Medgaz a été inauguré il y a dix ans et est contrôlé conjointement par l’État algérien (51 %) et par la société énergétique espagnole Naturgy, anciennement connue sous le nom de Gas Natural Fenosa (49 %). Ce gazoduc fournit un quart du gaz naturel qui parvient en Espagne. L’Algérie s’est engagée à augmenter sa capacité de 8 à 10 milliards de m3 par an, mais l’Espagne aurait encore besoin d’environ 4 milliards de m3 supplémentaires pour couvrir ses besoins. Ce résultat pourrait être obtenu en important du gaz naturel liquéfié (GNL) sur des navires transporteurs.
Pourquoi le moment est-il si mal choisi ?
Alors que le monde émergeait lentement de la pandémie de coronavirus, les grandes puissances, comme la Chine, se sont empressées d’augmenter leurs achats de gaz naturel pour éviter une pénurie d’approvisionnement avant les mois d’hiver. L’Asie représente près des trois quarts des importations mondiales de GNL, selon la société financière AllianceBernstein. Les prix ont été multipliés par près de cinq depuis janvier, et la demande de méthaniers est également montée en flèche.
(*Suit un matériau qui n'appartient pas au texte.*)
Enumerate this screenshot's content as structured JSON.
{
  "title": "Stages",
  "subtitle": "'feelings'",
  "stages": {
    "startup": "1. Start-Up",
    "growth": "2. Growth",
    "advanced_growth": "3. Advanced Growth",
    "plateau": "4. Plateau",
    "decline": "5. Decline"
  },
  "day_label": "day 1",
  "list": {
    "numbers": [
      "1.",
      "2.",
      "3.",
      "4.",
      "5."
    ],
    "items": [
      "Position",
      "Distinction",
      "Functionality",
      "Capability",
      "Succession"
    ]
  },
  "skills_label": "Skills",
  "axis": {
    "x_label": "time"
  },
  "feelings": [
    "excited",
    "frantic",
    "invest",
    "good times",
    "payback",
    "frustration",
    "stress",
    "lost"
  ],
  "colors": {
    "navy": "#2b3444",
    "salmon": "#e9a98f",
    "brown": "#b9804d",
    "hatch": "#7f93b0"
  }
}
Il en faudrait une cinquantaine pour transporter les quatre milliards de mètres cubes dont l’Espagne a besoin pour combler le déficit du GME qui ne peut être couvert par Medgaz. Il ne sera pas facile de trouver autant de transporteurs, et ils seront chers à un moment où la demande est élevée. En outre, le processus de liquéfaction du gaz et son retour ultérieur à l’état gazeux sont beaucoup plus coûteux que le simple acheminement par gazoduc.
L’Espagne n’est pas la seule à être dans l’embarras. Pour le Maroc, le gazoduc MGE représentait une source de revenus importante : jusqu’à 200 millions d’euros les bonnes années et 50 millions d’euros les mauvaises, en fonction des volumes qui y passaient. Rabat conserve également une partie de ce gaz naturel pour produire environ un dixième de sa propre électricité. Son conflit diplomatique avec l’Algérie au sujet du territoire contesté du Sahara occidental pourrait entraîner le Maroc dans une crise énergétique à part entière.
Que peut faire le Maroc pour combler son déficit d’approvisionnement ?
Une option consisterait à demander à Madrid de réacheminer tout le gaz naturel restant vers le Maroc par le gazoduc MGE, mais on ne sait pas comment l’Algérie réagirait à cette demande. Rabat pourrait également augmenter la quantité d’électricité qu’il importe d’Espagne par le biais de deux câbles sous-marins, mais la capacité de ce type d’échange entre le Maroc et l’Espagne est inférieure à 1 % de toute l’électricité consommée en Espagne.